Data Refresh
Refresh Modes​
Spice supports three modes to refresh/update local data from a connected data source. full
is the default mode.
Mode | Description | Example |
---|---|---|
full | Replace/overwrite the entire dataset on each refresh | A table of users |
append | Append/add data to the dataset on each refresh | Append-only, immutable datasets, such as time-series or log data |
changes | Apply incremental changes | Customer order lifecycle table |
Example:
datasets:
- from: databricks:my_dataset
name: accelerated_dataset
acceleration:
refresh_mode: full
refresh_check_interval: 10m
Append​
Using refresh_mode: append
requires the use of a time_column
dataset parameter, specifying a column to compare the local acceleration against the remote source. Data will be incrementally refreshed where the time_column
value in the remote source is greater-than (gt) the max(time_column)
value in the local acceleration.
E.g.
datasets:
- from: databricks:my_dataset
name: accelerated_dataset
time_column: created_at
acceleration:
refresh_mode: append
refresh_check_interval: 10m
If late arriving data or clock-skew needs to be accounted for, an optional overlap can also be specified. See acceleration.refresh_append_overlap
.
Changes (CDC)​
Datasets configured with acceleration refresh_mode: changes
requires a Change Data Capture (CDC) supported data connector. Initial CDC support in Spice is supported by the Debezium data connector.
Ready State​
Supported in refresh_mode | Any |
Required | No |
Default Value | on_load |
By default, Spice will return an error for queries against an accelerated dataset that is still loading its initial data. The endpoint /v1/ready
is used in production deployments to control when queries are sent to the Spice runtime.
The ready state for an accelerated dataset can be configured using the ready_state
parameter in the dataset configuration.
ready_state: on_load
: Default. The dataset is considered ready after the initial load of the accelerated data. For file-based accelerated datasets that have existing data, this will be ready immediately. Queries against this dataset before the data is loaded will return an error.ready_state: on_registration
: The dataset is considered ready when the dataset is registered in Spice, even before the initial data is loaded. Queries against this dataset before the data is loaded will automatically fallback to the federated source. Once the data is loaded, queries will be served from the acceleration.
Example:
datasets:
- from: s3://my_bucket/my_dataset
name: my_dataset
ready_state: on_load # or on_registration
acceleration:
enabled: true
Filtered Refresh​
Typically only a working subset of an entire dataset is used in an application or dashboard. Use these features to filter refresh data, creating a smaller subset for faster processing and to reduce the data transferred and stored locally.

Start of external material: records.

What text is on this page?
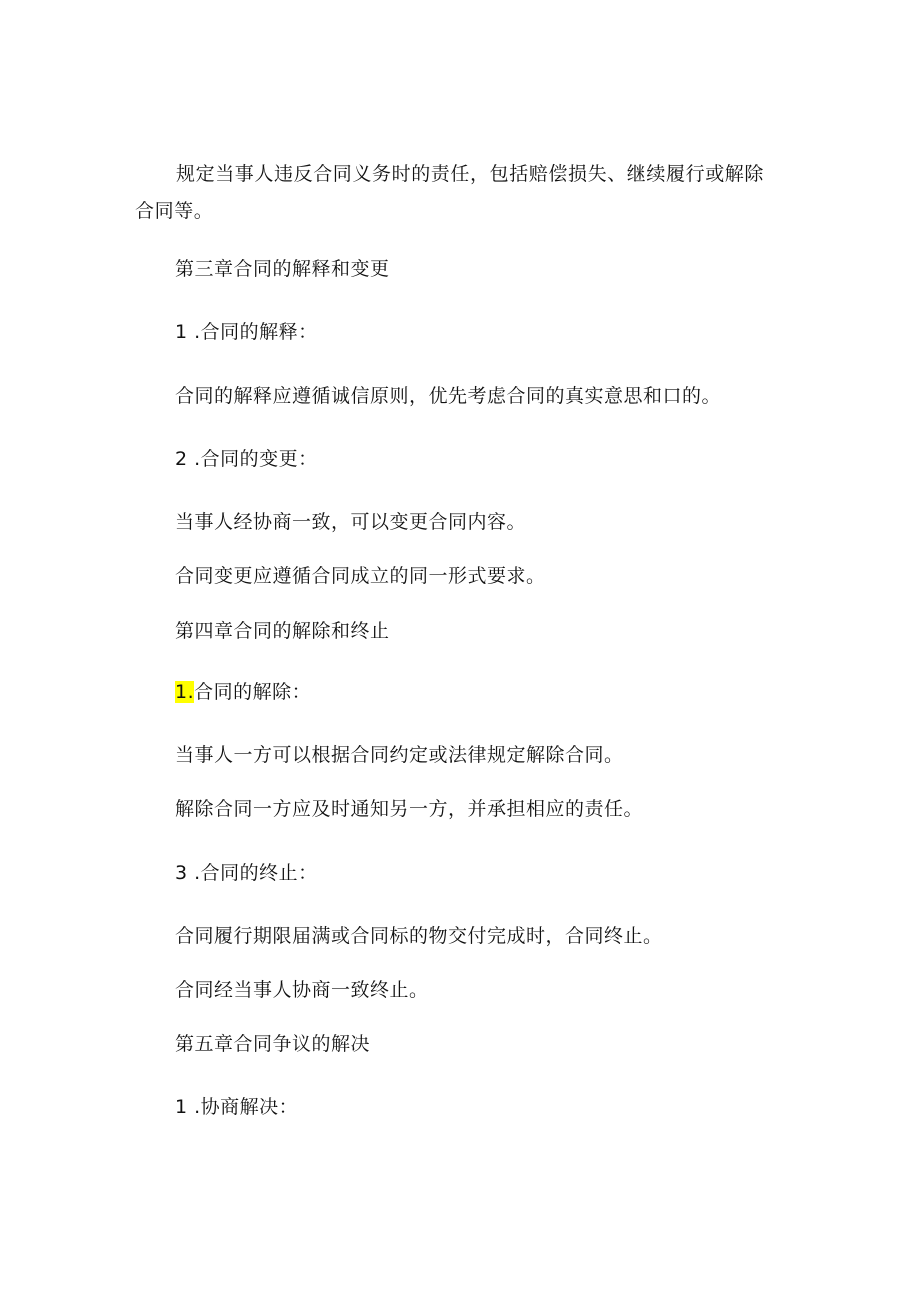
规定当事人违反合同义务时的责任，包括赔偿损失、继续履行或解除合同等。
第三章合同的解释和变更
1 .合同的解释：
合同的解释应遵循诚信原则，优先考虑合同的真实意思和口的。
2 .合同的变更：
当事人经协商一致，可以变更合同内容。
合同变更应遵循合同成立的同一形式要求。
第四章合同的解除和终止
1.合同的解除：
当事人一方可以根据合同约定或法律规定解除合同。
解除合同一方应及时通知另一方，并承担相应的责任。
3 .合同的终止：
合同履行期限届满或合同标的物交付完成时，合同终止。
合同经当事人协商一致终止。
第五章合同争议的解决
1 .协商解决：
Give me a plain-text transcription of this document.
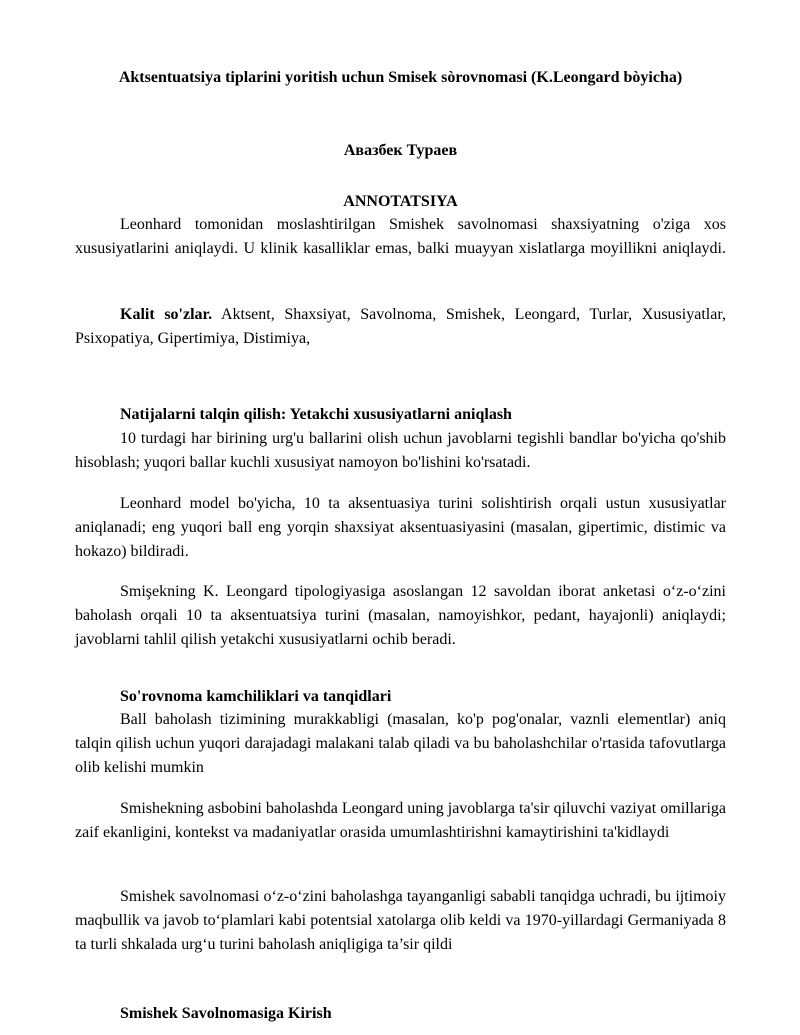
Aktsentuatsiya tiplarini yoritish uchun Smisek sòrovnomasi (K.Leongard bòyicha)
Авазбек Тураев
ANNOTATSIYA

Leonhard tomonidan moslashtirilgan Smishek savolnomasi shaxsiyatning o'ziga xos xususiyatlarini aniqlaydi. U klinik kasalliklar emas, balki muayyan xislatlarga moyillikni aniqlaydi.

Kalit so'zlar. Aktsent, Shaxsiyat, Savolnoma, Smishek, Leongard, Turlar, Xususiyatlar, Psixopatiya, Gipertimiya, Distimiya,

Natijalarni talqin qilish: Yetakchi xususiyatlarni aniqlash

10 turdagi har birining urg'u ballarini olish uchun javoblarni tegishli bandlar bo'yicha qo'shib hisoblash; yuqori ballar kuchli xususiyat namoyon bo'lishini ko'rsatadi.

Leonhard model bo'yicha, 10 ta aksentuasiya turini solishtirish orqali ustun xususiyatlar aniqlanadi; eng yuqori ball eng yorqin shaxsiyat aksentuasiyasini (masalan, gipertimic, distimic va hokazo) bildiradi.

Smişekning K. Leongard tipologiyasiga asoslangan 12 savoldan iborat anketasi o‘z-o‘zini baholash orqali 10 ta aksentuatsiya turini (masalan, namoyishkor, pedant, hayajonli) aniqlaydi; javoblarni tahlil qilish yetakchi xususiyatlarni ochib beradi.

So'rovnoma kamchiliklari va tanqidlari

Ball baholash tizimining murakkabligi (masalan, ko'p pog'onalar, vaznli elementlar) aniq talqin qilish uchun yuqori darajadagi malakani talab qiladi va bu baholashchilar o'rtasida tafovutlarga olib kelishi mumkin

Smishekning asbobini baholashda Leongard uning javoblarga ta'sir qiluvchi vaziyat omillariga zaif ekanligini, kontekst va madaniyatlar orasida umumlashtirishni kamaytirishini ta'kidlaydi

Smishek savolnomasi o‘z-o‘zini baholashga tayanganligi sababli tanqidga uchradi, bu ijtimoiy maqbullik va javob to‘plamlari kabi potentsial xatolarga olib keldi va 1970-yillardagi Germaniyada 8 ta turli shkalada urg‘u turini baholash aniqligiga ta’sir qildi

Smishek Savolnomasiga Kirish
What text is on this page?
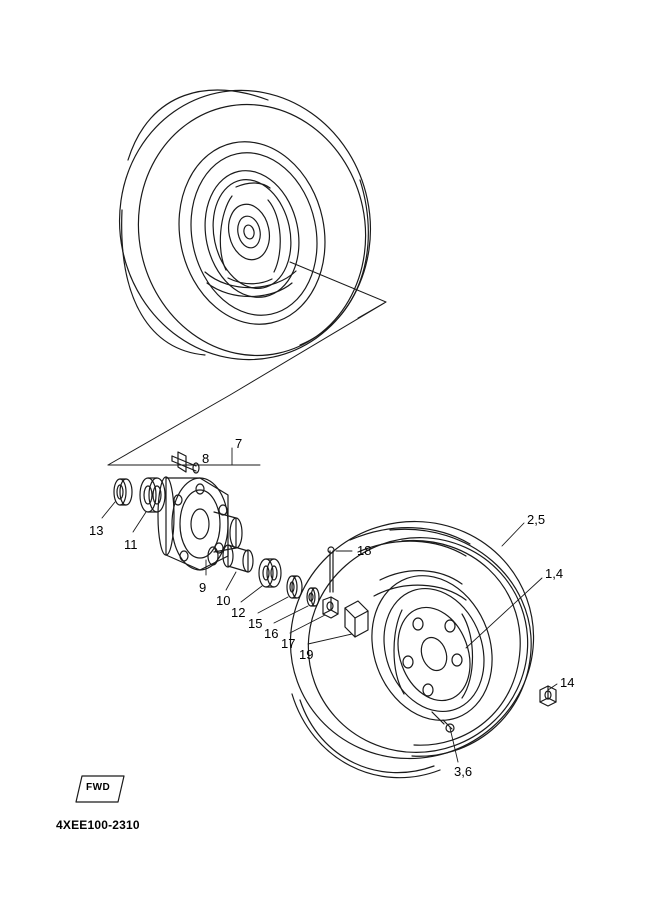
FWD
7
8
13
11
9
10
12
15
16
17
19
18
2,5
1,4
14
3,6
4XEE100-2310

- Refresh SQL - Specify the filter as arbitrary SQL to be pushed down to the remote source.
- Refresh Data Window - Filters data from the remote source outside the specified time window.
Refresh SQL​
Supported in refresh_mode | Any |
Required | No |
Default Value | Unset |
Refresh SQL supports specifying filters for data accelerated from the connected source using arbitrary SQL.
Filters will be pushed down to the remote source when possible, so only the requested data will be transferred over the network.
Example:
datasets:
- from: databricks:my_dataset
name: accelerated_dataset
acceleration:
enabled: true
refresh_mode: full
refresh_check_interval: 10m
refresh_sql: |
SELECT * FROM accelerated_dataset WHERE city = 'Seattle'
The refresh_sql
parameter can be updated at runtime on-demand using PATCH /v1/datasets/:name/acceleration
. This change is temporary and will revert to the spicepod.yml
definition at the next runtime restart.
Columns can be selected in the query via the SELECT
clause, but only column names are supported. Arbitrary expressions or aliases are not supported.
Example:
curl -i -X PATCH \
-H "Content-Type: application/json" \
-d '{
"refresh_sql": "SELECT city, state FROM accelerated_dataset WHERE city = 'Bellevue'"
}' \
127.0.0.1:8090/v1/datasets/accelerated_dataset/acceleration
Queries that return zero results will fallback to the behavior specified by the on_zero_results
parameter, and will not have the refresh_sql
applied to the results from the fallback. The refresh_sql
only applies to acceleration refresh tasks.
For the complete reference, view the refresh_sql
section of datasets.
- When
refresh_mode: changes
is specified, Refresh SQL can only modify the selected columns and cannot apply filters. - Running queries while using refresh SQL will not fallback to the source if any query returns more than zero rows, even when querying against columns that are not explicitly filtered by the refresh SQL. This may result in queries returning partial data, depending on the filters applied in the refresh SQL.
- Refresh SQL only supports filtering data from the current dataset - joining across other datasets is not supported.
- Refresh SQL modifications made via API are temporary and will revert after a runtime restart.